FIRST QUARTER 2013 RESULTS

Operating Revenues and Expenses – Operating revenues for the three-month period ended March 31, 2013 were $101.8 million. Operating expenses for the three-month period ended March 31, 2013 totaled $37.3 million and were comprised of $32.0 million of depreciation and amortization expense, $3.7 million of general and administrative expense, $1.5 million of stock-based compensation expense and $0.1 million of expense associated with acquisitions.

Other Income and Expense – Other income and expense for the three-month period ended March 31, 2013 was a net expense of $26.4 million, which was comprised of $25.7 million of interest expense and $0.7 million of amortized deferred financing costs.

Funds From Operations – For the three-month period ended March 31, 2013, reportable FFO available to common stockholders was $70.1 million, or $0.62 per common share on 114 million weighted-average common shares outstanding, compared to $48.2 million, or $0.46 per common share on 104 million weighted-average common shares outstanding, for the same period in 2012.

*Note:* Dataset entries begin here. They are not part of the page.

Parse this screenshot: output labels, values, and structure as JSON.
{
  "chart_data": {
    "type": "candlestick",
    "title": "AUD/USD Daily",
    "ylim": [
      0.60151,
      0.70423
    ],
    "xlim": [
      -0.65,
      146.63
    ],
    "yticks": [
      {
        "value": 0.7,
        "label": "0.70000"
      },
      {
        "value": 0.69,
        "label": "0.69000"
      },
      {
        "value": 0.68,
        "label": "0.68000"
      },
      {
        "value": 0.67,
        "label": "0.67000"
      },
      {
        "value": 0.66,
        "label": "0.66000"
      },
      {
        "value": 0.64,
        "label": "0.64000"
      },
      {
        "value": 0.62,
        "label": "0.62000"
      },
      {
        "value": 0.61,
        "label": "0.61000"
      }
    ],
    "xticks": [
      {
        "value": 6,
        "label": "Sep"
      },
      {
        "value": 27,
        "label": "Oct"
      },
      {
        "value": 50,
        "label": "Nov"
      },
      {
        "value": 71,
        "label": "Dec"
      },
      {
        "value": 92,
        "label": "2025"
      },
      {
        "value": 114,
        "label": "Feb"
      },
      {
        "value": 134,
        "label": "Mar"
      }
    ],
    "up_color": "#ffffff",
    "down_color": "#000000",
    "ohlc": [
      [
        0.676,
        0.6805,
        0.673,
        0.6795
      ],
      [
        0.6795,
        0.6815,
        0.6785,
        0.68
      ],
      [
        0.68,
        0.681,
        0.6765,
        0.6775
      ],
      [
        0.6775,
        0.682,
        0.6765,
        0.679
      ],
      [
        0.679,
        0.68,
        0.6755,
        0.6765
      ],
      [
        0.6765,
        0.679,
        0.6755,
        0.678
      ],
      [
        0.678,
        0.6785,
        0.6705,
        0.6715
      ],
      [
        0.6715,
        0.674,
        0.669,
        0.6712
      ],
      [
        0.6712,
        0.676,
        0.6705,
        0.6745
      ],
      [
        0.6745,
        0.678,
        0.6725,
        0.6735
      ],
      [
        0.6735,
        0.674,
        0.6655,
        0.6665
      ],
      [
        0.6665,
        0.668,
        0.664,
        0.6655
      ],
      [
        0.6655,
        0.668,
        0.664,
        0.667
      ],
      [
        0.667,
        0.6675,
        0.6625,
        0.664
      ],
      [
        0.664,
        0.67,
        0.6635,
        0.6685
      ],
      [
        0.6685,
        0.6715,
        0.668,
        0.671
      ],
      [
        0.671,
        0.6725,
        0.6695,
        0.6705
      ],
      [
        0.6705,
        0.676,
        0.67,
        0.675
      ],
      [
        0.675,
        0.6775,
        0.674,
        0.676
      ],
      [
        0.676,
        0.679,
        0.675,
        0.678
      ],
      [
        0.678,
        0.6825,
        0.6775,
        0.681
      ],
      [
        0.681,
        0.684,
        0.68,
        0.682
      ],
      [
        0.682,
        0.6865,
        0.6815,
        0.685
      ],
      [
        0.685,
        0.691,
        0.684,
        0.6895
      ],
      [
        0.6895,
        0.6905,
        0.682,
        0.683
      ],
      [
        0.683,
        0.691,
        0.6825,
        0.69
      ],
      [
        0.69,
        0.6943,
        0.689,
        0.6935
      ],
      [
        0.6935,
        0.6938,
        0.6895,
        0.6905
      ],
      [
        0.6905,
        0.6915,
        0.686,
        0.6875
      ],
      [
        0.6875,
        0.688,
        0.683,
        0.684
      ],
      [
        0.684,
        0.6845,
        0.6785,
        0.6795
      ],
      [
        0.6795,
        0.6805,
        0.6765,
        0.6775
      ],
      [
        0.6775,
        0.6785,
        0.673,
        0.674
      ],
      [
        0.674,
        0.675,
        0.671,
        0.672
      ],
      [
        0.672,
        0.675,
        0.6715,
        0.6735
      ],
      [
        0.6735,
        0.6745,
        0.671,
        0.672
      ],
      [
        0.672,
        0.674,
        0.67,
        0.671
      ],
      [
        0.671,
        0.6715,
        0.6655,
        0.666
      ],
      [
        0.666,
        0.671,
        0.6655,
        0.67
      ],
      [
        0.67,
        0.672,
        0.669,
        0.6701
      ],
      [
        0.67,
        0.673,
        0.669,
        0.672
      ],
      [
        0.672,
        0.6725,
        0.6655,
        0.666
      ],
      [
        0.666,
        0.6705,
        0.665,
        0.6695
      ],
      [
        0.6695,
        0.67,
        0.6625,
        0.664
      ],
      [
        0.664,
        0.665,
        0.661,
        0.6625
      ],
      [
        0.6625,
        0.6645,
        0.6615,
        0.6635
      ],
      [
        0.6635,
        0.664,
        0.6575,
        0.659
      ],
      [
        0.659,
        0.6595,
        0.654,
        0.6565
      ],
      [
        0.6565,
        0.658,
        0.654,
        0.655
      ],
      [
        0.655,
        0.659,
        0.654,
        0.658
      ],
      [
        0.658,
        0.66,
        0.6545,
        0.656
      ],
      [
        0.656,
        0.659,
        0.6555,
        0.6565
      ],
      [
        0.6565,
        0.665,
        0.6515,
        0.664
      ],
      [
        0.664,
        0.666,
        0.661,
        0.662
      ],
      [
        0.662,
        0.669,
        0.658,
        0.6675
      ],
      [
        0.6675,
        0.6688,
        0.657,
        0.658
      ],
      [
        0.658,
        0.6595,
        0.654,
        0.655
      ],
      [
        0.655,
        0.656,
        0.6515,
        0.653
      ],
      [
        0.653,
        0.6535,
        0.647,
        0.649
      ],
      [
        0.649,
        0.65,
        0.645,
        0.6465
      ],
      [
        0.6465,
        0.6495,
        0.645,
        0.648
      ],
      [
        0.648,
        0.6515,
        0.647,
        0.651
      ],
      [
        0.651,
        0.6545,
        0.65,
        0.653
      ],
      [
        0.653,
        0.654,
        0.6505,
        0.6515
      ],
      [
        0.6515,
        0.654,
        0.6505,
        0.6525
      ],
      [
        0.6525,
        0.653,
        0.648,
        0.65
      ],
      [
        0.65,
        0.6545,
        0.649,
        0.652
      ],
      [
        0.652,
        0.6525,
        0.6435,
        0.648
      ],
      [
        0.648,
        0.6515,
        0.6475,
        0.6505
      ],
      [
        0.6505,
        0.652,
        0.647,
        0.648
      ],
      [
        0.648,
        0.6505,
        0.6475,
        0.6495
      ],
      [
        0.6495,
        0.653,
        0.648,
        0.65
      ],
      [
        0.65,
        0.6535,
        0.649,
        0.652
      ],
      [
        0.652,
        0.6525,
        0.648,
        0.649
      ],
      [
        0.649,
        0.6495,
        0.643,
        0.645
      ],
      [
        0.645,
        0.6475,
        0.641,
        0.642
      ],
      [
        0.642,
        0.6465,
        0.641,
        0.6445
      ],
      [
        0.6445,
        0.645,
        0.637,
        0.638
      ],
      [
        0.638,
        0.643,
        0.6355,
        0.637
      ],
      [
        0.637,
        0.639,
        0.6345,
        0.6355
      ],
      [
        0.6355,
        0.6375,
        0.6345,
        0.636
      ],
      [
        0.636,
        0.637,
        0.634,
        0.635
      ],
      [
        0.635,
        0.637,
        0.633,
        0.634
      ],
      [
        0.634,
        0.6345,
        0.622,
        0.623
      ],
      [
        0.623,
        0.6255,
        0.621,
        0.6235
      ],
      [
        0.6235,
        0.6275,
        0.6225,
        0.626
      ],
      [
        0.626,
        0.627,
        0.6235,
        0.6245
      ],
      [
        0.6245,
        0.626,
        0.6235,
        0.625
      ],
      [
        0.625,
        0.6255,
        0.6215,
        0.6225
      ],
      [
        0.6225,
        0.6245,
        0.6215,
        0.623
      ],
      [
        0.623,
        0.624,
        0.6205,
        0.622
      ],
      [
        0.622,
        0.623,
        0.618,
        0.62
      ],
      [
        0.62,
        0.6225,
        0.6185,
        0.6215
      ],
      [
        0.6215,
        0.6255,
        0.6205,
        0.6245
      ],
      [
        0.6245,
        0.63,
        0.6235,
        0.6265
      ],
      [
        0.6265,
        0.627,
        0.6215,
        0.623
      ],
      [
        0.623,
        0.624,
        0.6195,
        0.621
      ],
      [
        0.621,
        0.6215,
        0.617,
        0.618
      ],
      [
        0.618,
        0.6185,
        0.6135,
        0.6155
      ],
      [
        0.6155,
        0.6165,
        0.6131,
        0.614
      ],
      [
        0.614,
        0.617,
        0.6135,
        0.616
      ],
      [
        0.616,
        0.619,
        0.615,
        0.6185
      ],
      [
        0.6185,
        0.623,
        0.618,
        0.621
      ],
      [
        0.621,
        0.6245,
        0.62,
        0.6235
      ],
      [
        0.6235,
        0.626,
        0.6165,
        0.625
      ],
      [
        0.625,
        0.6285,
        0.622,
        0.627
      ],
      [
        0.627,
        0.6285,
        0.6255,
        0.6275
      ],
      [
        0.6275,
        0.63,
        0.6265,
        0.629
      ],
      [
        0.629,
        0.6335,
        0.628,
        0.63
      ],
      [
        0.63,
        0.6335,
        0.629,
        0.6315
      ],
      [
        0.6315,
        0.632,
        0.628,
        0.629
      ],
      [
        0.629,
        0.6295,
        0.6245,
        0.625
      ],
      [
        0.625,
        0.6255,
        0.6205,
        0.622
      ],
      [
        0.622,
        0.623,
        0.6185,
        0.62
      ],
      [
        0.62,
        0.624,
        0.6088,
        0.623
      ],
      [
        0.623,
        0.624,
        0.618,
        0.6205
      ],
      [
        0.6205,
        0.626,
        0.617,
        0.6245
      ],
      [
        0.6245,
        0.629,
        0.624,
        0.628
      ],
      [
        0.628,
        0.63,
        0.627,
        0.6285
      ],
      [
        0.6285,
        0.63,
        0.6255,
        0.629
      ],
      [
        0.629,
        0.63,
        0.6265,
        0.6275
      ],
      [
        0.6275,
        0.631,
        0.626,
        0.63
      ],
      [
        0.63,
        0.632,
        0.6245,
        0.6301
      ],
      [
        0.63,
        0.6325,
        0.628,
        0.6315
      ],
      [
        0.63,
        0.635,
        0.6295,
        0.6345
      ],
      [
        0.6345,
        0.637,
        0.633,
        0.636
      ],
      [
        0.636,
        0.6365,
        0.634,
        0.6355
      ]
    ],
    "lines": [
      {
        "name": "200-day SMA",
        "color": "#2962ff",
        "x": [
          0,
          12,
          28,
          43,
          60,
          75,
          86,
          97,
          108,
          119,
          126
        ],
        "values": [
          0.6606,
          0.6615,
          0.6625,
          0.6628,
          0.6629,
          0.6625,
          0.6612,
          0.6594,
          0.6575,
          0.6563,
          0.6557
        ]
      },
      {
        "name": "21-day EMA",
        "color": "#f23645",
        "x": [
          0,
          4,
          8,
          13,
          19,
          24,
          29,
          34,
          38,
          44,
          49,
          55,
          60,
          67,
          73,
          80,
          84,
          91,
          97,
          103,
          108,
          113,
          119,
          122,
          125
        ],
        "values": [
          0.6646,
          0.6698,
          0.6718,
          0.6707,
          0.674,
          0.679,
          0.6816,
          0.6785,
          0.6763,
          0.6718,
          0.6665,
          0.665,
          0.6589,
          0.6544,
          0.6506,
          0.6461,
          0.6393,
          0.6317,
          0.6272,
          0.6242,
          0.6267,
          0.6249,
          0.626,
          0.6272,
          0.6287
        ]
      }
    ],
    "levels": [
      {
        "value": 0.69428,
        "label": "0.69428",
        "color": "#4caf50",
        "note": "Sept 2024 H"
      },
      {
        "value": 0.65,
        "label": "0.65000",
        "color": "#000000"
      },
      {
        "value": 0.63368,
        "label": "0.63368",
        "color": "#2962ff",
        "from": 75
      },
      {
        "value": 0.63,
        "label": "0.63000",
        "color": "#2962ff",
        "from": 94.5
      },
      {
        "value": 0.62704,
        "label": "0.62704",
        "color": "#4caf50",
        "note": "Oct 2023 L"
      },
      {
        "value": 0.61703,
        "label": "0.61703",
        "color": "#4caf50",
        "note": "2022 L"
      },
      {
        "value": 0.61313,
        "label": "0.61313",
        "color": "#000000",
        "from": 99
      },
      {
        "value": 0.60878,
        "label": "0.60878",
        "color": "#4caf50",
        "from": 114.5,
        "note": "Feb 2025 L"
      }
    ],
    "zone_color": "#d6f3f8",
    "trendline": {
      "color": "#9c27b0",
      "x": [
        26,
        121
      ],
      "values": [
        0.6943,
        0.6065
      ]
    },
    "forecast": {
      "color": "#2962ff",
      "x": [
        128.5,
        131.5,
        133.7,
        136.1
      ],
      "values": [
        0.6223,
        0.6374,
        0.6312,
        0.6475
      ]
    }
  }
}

The $70.1 million of FFO for the three-month period ended March 31, 2013 includes $1.5 million of stock-based compensation expense and $0.1 million of expense associated with December 2012 acquisitions.

The $48.2 million of FFO for the three-month period ended March 31, 2012 includes $7.1 million of interest refinancing costs, $1.5 million of stock-based compensation expense and $0.1 million of expense associated with December 2011 acquisitions.

Adjusted FFO was $71.7 million, or $0.63 per common share, for the three months ended March 31, 2013, compared to $56.9 million, or $0.55 per common share, for the same period in 2012. The Company had 9.5 million additional weighted-average shares for the three months ended March 31, 2013 compared to the same period in 2012. For further information see “Funds From Operations” below.

FINANCING ACTIVITIES

$59 Million HUD Mortgage Debt Refinancing On March 26, 2013, the Company refinanced approximately $59 million of debt related to 12 mortgage loans guaranteed by the Department of Housing and Urban Development (“HUD”). The 12 HUD mortgage loans had a blended interest rate of 5.55% per annum with maturities in July 2044. The refinanced interest rate is approximately 3.06% per annum with no change in the maturity dates on the loans.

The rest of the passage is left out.